インスペクションによる情報の活用イメージ
来年度以降に宅地建物取引業法が改正され、インスペクション(住宅診断・検査)の実施の有無が重要事項説明の項目に追加される公算が大きい。国土交通省の今年度事業でも、インスペクションの活用に主眼を置いた取り組みが動き出している。予算規模は計3億円だ。進ちょく状況を伝える。

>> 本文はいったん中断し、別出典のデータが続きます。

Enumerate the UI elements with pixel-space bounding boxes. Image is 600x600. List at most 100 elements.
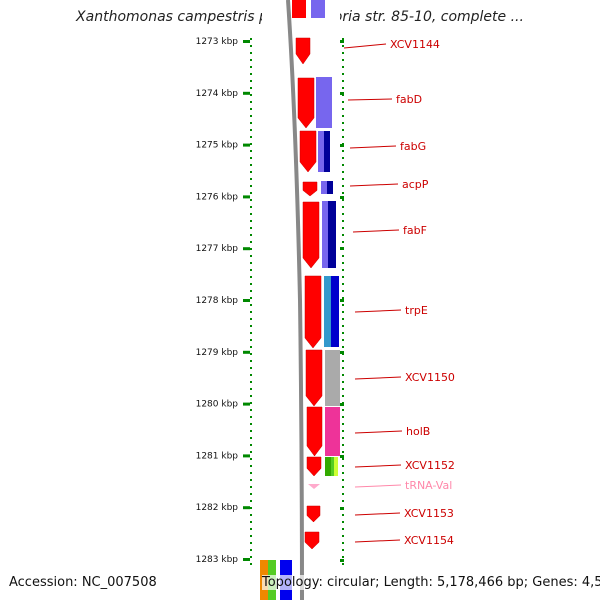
gene-label-holb[interactable]: holB	[406, 425, 430, 438]
ruler-dot	[250, 213, 252, 215]
ruler-dot	[250, 535, 252, 537]
ruler-dot	[250, 430, 252, 432]
ruler-dot	[250, 311, 252, 313]
domain-bar[interactable]	[325, 350, 340, 406]
ruler-dot	[342, 332, 344, 334]
gene-arrow[interactable]	[306, 406, 323, 457]
domain-bar[interactable]	[318, 131, 325, 172]
ruler-dot	[342, 269, 344, 271]
ruler-dot	[342, 437, 344, 439]
ruler-dot	[250, 528, 252, 530]
domain-bar[interactable]	[321, 181, 327, 194]
domain-bar[interactable]	[325, 457, 331, 476]
ruler-dot	[250, 437, 252, 439]
ruler-dot	[250, 388, 252, 390]
ruler-dot	[250, 206, 252, 208]
ruler-dot	[250, 402, 252, 404]
ruler-tick-label: 1273 kbp	[196, 37, 239, 47]
ruler-dot	[342, 52, 344, 54]
ruler-dot	[250, 479, 252, 481]
ruler-dot	[250, 374, 252, 376]
gene-label-acpp[interactable]: acpP	[402, 178, 429, 191]
ruler-dot	[342, 73, 344, 75]
domain-bar[interactable]	[316, 77, 332, 128]
ruler-dot	[342, 66, 344, 68]
gene-arrow[interactable]	[305, 349, 323, 407]
gene-arrow[interactable]	[302, 181, 318, 197]
label-leader-line	[354, 376, 402, 380]
ruler-dot	[342, 500, 344, 502]
ruler-dot	[342, 234, 344, 236]
domain-bar[interactable]	[328, 201, 336, 268]
domain-bar[interactable]	[324, 276, 332, 347]
ruler-dot	[342, 388, 344, 390]
gene-label-xcv1144[interactable]: XCV1144	[390, 38, 440, 51]
ruler-dot	[342, 255, 344, 257]
ruler-dot	[342, 549, 344, 551]
ruler-dot	[250, 129, 252, 131]
gene-label-fabg[interactable]: fabG	[400, 140, 426, 153]
label-leader-line	[354, 309, 402, 313]
domain-bar[interactable]	[325, 407, 340, 456]
ruler-major-tick	[243, 91, 250, 95]
gene-label-xcv1153[interactable]: XCV1153	[404, 507, 454, 520]
gene-arrow[interactable]	[302, 201, 320, 269]
trna-marker[interactable]	[308, 484, 320, 489]
gene-arrow[interactable]	[299, 130, 317, 173]
feature-track[interactable]	[292, 0, 340, 550]
ruler-dot	[342, 38, 344, 40]
ruler-dot	[250, 493, 252, 495]
gene-arrow[interactable]	[297, 77, 315, 129]
ruler-dot	[342, 311, 344, 313]
ruler-dot	[250, 220, 252, 222]
ruler-dot	[342, 521, 344, 523]
ruler-dots-left	[243, 38, 252, 565]
ruler-dot	[250, 45, 252, 47]
ruler-major-tick	[243, 350, 250, 354]
ruler-dot	[342, 374, 344, 376]
domain-bar[interactable]	[327, 181, 333, 194]
ruler-dot	[342, 122, 344, 124]
gene-arrow[interactable]	[292, 0, 306, 18]
ruler-dot	[342, 367, 344, 369]
gene-arrow[interactable]	[306, 456, 322, 477]
gene-labels[interactable]: XCV1144 fabD fabG acpP fabF trpE XCV1150 holB XC…	[343, 38, 455, 547]
gene-label-trpe[interactable]: trpE	[405, 304, 428, 317]
gene-label-trna-val[interactable]: tRNA-Val	[405, 479, 452, 492]
gene-arrow[interactable]	[304, 275, 322, 349]
gene-label-fabd[interactable]: fabD	[396, 93, 422, 106]
ruler-dot	[250, 409, 252, 411]
label-leader-line	[354, 539, 401, 543]
gene-arrow[interactable]	[304, 531, 320, 550]
ruler-dot	[250, 241, 252, 243]
domain-bar[interactable]	[322, 201, 329, 268]
ruler-dot	[342, 535, 344, 537]
ruler-dot	[250, 185, 252, 187]
ruler-dot	[250, 248, 252, 250]
ruler-dot	[250, 465, 252, 467]
domain-bar[interactable]	[311, 0, 325, 18]
domain-bar[interactable]	[331, 276, 339, 347]
ruler-dot	[342, 542, 344, 544]
gene-label-xcv1150[interactable]: XCV1150	[405, 371, 455, 384]
gene-arrow[interactable]	[295, 37, 311, 65]
ruler-dot	[250, 346, 252, 348]
ruler-dot	[250, 178, 252, 180]
gene-label-xcv1154[interactable]: XCV1154	[404, 534, 454, 547]
ruler-dot	[342, 556, 344, 558]
ruler-dot	[342, 101, 344, 103]
gene-label-fabf[interactable]: fabF	[403, 224, 427, 237]
ruler-dot	[342, 346, 344, 348]
ruler-dot	[250, 451, 252, 453]
domain-bar[interactable]	[324, 131, 330, 172]
ruler-major-tick	[243, 506, 250, 510]
gene-label-xcv1152[interactable]: XCV1152	[405, 459, 455, 472]
ruler-dot	[250, 444, 252, 446]
gene-arrow[interactable]	[306, 505, 321, 523]
domain-bar[interactable]	[334, 457, 338, 476]
ruler-dot	[250, 227, 252, 229]
ruler-dot	[250, 38, 252, 40]
ruler-dot	[250, 234, 252, 236]
ruler-dot	[342, 241, 344, 243]
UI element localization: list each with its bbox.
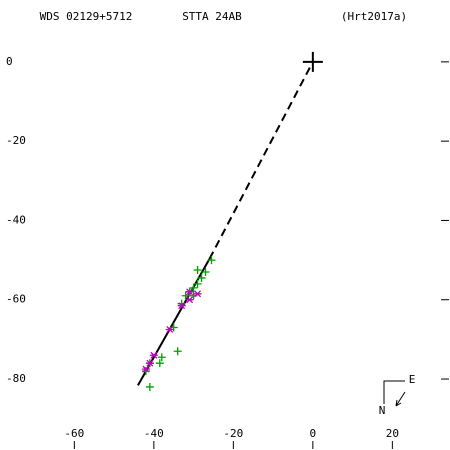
point	[177, 302, 186, 310]
point	[157, 353, 166, 362]
point	[173, 347, 182, 356]
compass-arrow	[395, 391, 406, 407]
chart-subtitle: STTA 24AB	[182, 10, 242, 23]
compass-axes	[383, 380, 405, 404]
point	[145, 382, 154, 391]
x-tick-label: -20	[223, 427, 243, 440]
point	[185, 296, 194, 304]
compass	[383, 380, 406, 407]
point	[149, 351, 158, 359]
y-tick-label: -80	[6, 372, 26, 385]
point	[155, 359, 164, 368]
y-tick-label: -60	[6, 293, 26, 306]
x-tick-label: 0	[310, 427, 317, 440]
point	[197, 273, 206, 282]
point	[193, 290, 202, 298]
point	[141, 365, 150, 373]
point	[207, 256, 216, 265]
primary-star	[302, 51, 323, 72]
point	[193, 266, 202, 274]
x-tick-label: -40	[144, 427, 164, 440]
point	[193, 279, 202, 288]
point	[201, 267, 210, 276]
point	[165, 326, 174, 333]
chart-title: WDS 02129+5712	[40, 10, 133, 23]
point	[189, 283, 198, 292]
point	[185, 288, 194, 296]
y-tick-label: -20	[6, 134, 26, 147]
x-tick-label: -60	[64, 427, 84, 440]
point	[145, 359, 154, 367]
x-tick-label: 20	[386, 427, 399, 440]
reference: (Hrt2017a)	[341, 10, 407, 23]
compass-east: E	[409, 373, 416, 386]
orbit-line	[208, 61, 314, 260]
y-tick-label: 0	[6, 55, 13, 68]
point	[181, 291, 190, 300]
y-tick-label: -40	[6, 213, 26, 226]
compass-north: N	[379, 404, 386, 417]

一つは、インスペクションを機に得られる各種情報を蓄積・活用する事業。インスペクションの〝ビッグデータ〟を構築し、関連産業によるビジネス展開や、住宅を維持管理するインセンティブの醸成につなげるのが狙いだ。空き家の発生を抑止する効果も見据える。このほど、事業者の採択を終えた。
仕組みは次の通り(図参照)。まず情報サービス提供事業者が、インスペクションを実施した際に取得できる住宅の概況やリフォームの実施履歴といった情報を、システムに蓄積する。不動産事業者やリフォーム事業者、設備・建材メーカーなどと提携し、それぞれの事業者が、蓄積された情報を売買やリフォームといった各分野のビジネスに活用。その際、住宅の基本情報を把握した上で提案できるため効率的な営業活動が見込める。住宅局住宅生産課によると、不動産業者間の物件情報システムであるレインズとの連動も、視野に入れているという。